In the opening sentence of the program for Fare Game: Life in Toronto’s Taxis, the show’s creators write, “When we started this piece, we didn’t know what our story was.” After more than two years of extensive research, interviews, and getting to know the men (and a few women) involved in Toronto’s taxicab industry, the three collaborators—Marjorie Chan, Ruth Madoc-Jones, and Alex Williams, together as the Toronto Taxi Collective—have developed an excellent grasp of the myriad problems plaguing Toronto’s dysfunctional taxi licensing system. What they haven’t got yet is a justification for presenting all that in-depth research in the form of a theatrical performance.
To be sure, Toronto’s taxi drivers have plenty of stories to tell. For news buffs and City Hall watchers, the issues with the City’s two tiers of licenses—”standard” plates that can be sold on the free market and rented out to any qualified driver, and “ambassador” plates that can only be used by the owner and operator of a cab—are already familiar. The “ambassadors” are at a severe disadvantage, unable to profit from their plates except by driving long shifts in their cabs themselves. Meanwhile, a longstanding moratorium on new “standard” plates has meant that those licenses, now fetching exorbitant prices on the open market, have in some cases ended up in the hands of shady operators who have used them to take advantage of vulnerable drivers. The glacial pace of industry reform has drivers frustrated and overworked, and everyone seems to have a different opinion as to how to fix things.
By far the most powerful testimony in Fare Game comes in the form of projected video interviews with drivers and industry experts. At the performance we attended, several out-of-town attendees, unfamiliar with the City’s sorry system for taxi regulation, remarked upon how moving those clips were. Less effective were the monologues performed by the trio themselves. The show rightly notes that race and culture are significant factors in the industry, with the “ambassador” plates mostly held by drivers who belong to visible minorities. But the actors seemed reluctant to deliver monologues—many presumably culled from interviews with drivers uncomfortable going on camera—in accents or with other identifiable character traits, and so discernible characters didn’t really emerge. Also, it was often awkward when the three spoke about their personal experiences meeting drivers and people with stakes in the taxi industry. The relevance of how the show’s creators feel about the issues pales in comparison to testimony from people with decades of personal experience. (Fictional characters might have given the three more leeway.)

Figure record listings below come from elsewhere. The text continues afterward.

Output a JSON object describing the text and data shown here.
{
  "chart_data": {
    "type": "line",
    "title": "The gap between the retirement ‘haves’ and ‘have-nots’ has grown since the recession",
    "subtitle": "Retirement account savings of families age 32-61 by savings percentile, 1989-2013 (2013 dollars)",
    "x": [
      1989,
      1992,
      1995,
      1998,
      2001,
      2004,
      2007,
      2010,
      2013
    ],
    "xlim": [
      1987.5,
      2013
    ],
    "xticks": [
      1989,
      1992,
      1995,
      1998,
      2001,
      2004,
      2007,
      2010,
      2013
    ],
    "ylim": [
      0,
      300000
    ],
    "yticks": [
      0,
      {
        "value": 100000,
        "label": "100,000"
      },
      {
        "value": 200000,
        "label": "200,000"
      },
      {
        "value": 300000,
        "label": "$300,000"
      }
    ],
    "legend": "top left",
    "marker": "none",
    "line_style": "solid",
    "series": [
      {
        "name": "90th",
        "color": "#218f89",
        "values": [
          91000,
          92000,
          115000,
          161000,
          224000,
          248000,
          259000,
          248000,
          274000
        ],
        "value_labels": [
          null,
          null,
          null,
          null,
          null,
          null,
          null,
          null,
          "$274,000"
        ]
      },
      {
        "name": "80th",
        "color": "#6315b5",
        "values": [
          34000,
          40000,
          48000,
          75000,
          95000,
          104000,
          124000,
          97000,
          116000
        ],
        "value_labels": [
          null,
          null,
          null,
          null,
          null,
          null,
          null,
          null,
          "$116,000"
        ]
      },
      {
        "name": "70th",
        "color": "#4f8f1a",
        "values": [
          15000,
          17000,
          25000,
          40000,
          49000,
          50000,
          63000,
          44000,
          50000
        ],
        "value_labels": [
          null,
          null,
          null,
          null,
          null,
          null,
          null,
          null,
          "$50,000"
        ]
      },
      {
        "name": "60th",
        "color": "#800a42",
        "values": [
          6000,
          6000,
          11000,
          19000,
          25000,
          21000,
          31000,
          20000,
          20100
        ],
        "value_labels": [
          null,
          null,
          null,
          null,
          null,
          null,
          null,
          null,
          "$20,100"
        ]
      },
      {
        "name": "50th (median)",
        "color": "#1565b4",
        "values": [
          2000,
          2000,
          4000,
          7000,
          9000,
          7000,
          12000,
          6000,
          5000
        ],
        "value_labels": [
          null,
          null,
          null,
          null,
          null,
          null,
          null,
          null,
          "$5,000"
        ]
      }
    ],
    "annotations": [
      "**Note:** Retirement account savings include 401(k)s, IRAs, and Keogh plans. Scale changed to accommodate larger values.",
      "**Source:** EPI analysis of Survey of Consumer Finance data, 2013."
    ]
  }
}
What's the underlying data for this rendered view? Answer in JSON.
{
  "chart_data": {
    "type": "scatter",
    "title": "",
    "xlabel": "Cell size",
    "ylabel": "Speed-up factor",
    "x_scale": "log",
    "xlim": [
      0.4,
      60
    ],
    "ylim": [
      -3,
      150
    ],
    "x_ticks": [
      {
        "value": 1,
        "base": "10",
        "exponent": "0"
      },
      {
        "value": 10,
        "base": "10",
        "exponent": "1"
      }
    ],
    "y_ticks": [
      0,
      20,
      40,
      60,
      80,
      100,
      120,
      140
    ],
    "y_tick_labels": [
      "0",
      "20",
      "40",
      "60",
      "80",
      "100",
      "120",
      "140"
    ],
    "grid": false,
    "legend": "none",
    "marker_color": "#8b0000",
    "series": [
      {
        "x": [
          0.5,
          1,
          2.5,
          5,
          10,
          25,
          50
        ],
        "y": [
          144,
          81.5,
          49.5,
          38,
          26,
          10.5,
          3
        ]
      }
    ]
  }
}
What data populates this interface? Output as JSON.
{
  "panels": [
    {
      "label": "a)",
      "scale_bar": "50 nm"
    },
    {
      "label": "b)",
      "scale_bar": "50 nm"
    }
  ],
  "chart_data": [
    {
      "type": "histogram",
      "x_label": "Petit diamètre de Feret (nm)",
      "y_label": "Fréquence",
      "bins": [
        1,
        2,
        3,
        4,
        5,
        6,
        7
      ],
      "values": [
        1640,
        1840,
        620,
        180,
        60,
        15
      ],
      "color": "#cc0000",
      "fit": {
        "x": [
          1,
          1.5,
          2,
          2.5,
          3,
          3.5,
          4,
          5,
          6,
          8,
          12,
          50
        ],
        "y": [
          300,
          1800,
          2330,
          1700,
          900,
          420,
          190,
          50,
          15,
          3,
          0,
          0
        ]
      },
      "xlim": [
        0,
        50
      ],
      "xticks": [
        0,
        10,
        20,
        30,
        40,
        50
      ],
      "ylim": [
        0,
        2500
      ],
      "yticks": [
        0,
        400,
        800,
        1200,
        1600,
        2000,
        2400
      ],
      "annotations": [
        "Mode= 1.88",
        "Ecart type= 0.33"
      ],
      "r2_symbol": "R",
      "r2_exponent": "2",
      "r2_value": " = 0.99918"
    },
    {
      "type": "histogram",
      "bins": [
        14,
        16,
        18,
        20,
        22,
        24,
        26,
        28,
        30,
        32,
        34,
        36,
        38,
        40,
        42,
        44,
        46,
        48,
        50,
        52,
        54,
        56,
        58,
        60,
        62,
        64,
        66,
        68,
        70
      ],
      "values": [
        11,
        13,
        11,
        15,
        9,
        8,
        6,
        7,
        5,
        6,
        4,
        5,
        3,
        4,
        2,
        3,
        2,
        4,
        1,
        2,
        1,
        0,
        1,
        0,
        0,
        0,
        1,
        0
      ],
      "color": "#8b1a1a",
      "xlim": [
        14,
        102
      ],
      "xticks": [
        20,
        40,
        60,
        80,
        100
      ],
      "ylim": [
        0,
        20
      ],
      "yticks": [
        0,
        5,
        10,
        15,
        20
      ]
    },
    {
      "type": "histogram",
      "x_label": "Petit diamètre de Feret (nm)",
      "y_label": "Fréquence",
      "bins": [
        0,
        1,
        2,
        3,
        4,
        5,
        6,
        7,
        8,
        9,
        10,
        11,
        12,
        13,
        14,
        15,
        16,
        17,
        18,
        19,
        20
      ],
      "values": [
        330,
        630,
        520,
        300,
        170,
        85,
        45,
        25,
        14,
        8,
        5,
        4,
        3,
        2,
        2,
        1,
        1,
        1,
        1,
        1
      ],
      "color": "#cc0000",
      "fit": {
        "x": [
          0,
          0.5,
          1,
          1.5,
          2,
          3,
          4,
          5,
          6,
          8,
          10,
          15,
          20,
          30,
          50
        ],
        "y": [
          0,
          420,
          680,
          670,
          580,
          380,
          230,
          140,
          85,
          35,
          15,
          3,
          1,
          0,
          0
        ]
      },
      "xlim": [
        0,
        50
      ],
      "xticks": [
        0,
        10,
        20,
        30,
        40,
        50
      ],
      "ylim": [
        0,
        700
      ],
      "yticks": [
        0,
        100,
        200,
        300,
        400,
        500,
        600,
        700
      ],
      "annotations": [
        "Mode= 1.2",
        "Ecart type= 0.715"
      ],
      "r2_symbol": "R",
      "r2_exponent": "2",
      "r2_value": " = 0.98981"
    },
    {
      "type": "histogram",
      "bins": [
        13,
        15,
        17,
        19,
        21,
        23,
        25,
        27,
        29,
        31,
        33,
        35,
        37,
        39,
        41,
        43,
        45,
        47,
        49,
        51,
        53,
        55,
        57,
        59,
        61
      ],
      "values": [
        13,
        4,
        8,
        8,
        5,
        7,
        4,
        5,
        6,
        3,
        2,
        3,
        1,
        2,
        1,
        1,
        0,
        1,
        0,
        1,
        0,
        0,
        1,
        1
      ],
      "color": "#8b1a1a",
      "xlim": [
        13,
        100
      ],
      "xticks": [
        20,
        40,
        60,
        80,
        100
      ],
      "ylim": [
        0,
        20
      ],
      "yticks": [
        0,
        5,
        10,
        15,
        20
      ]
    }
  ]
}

Ultimately, while Fare Game manages to present an abundance of relevant and interesting information, the hodgepodge of performance styles doesn’t gel into a particularly entertaining or affecting show. A full documentary on the subject would be welcome, but the stage show isn’t effective.
The Toronto Taxi Collective has done justice to its subjects, who clearly deserve better working conditions—but audience members are left feeling like they’ve been taken for a bit of a ride, even if they learned new things about their city along the way.